Two former PhD student participating in this project have graduated. One became
a tenure-track assistant professor at The State University of New York at
Oneonta, and the other became a researcher at Facebook. One ongoing PhD student
and one ongoing MS student have been participating in the research. The PI
has also been volunteering for supervising a senior high school female student
from Illinois Mathematics and Science Academy on the Student Inquiry and
Research (SIR) program.
In addition, two lecture notes and the presentation slides on the project discovery have been developed for the course "CS547-Wireless Networking" taught by the PI at IIT:
The following paper was published and presented at IEEE Infocom 2015, ACM Mobihoc 2016, and WASA 2016:
P.-J. Wan, B. Xu, L. Wang, S. Ji, and O. Frieder, A New Paradigm for Multiflow in Wireless Networks: Theory And Applications.

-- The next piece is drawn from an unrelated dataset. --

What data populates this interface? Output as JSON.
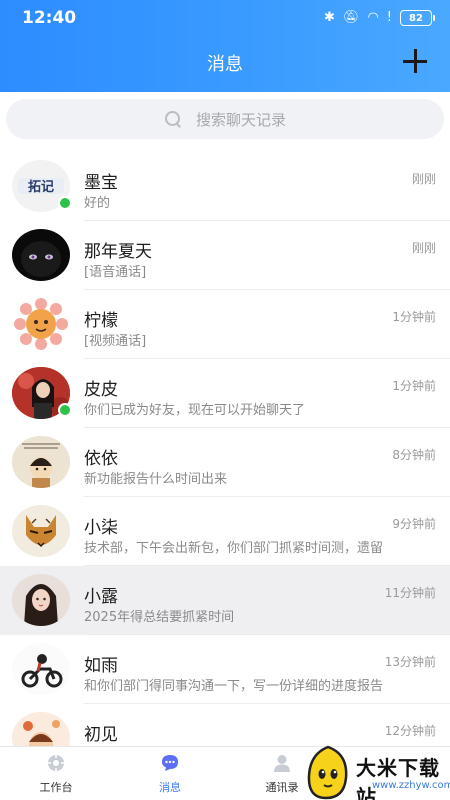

IEEE INFOCOM 2015: 1706 - 1714. (slides)
P.-J. Wan, Joint Selection And Transmission Scheduling of Point-to-Point Communication Requests in Multi-Channel Wireless Networks, ACM Mobihoc 2016: 231-240. (slides)

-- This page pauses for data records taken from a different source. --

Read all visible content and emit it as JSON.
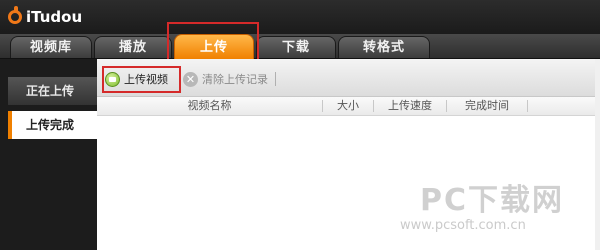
{
  "app": {
    "logo_text": "iTudou",
    "accent_color": "#f08000"
  },
  "tabs": [
    {
      "label": "视频库"
    },
    {
      "label": "播放"
    },
    {
      "label": "上传",
      "active": true
    },
    {
      "label": "下载"
    },
    {
      "label": "转格式"
    }
  ],
  "sidebar": {
    "items": [
      {
        "label": "正在上传"
      },
      {
        "label": "上传完成",
        "selected": true
      }
    ]
  },
  "toolbar": {
    "upload_label": "上传视频",
    "upload_icon": "upload-video-icon",
    "clear_label": "清除上传记录",
    "clear_icon": "clear-icon"
  },
  "table": {
    "columns": [
      "视频名称",
      "大小",
      "上传速度",
      "完成时间"
    ]
  },
  "watermark": {
    "main": "PC下载网",
    "sub": "www.pcsoft.com.cn"
  }
}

F. Al-Dhelaan, P.-J. Wan, and H.Q. Yuan, A New Paradigm for Shortest Link Scheduling in Wireless Networks: Theory And Applications, WASA 2016: 24-36. (slides)
In addition, the PI has given seminar talks on the results described above.
This project develops a completely new paradigm for multiflow problems in general wireless networks which is radically different from the prevailing linear programming based paradigm. Such paradigm offers nice trade-off between accuracy in terms the approximation bound and efficiency in terms of the running time, and are much simpler and faster. It has wide applications to maximizing wireless network capacity in broader classes of wireless networks.We expect our research to lead to original results that will be of interest to a number of research communities such as algorithms, information theory, and networking, and to serve as a basis for interesting future projects on multihop wireless networks. In general, this project this project addresses problems which are at the heart of technologies capable of solving very concrete needs of our society. Multihop wireless networks are expected to play a key role in solving problems such as securing our homeland, protecting our critical infrastructure, monitoring conditions in our biosphere, or in the diagnosis and treatment of illnesses. Our project is aimed at building a solid algorithmic foundation on which the transport capacity of such networks can be maximized.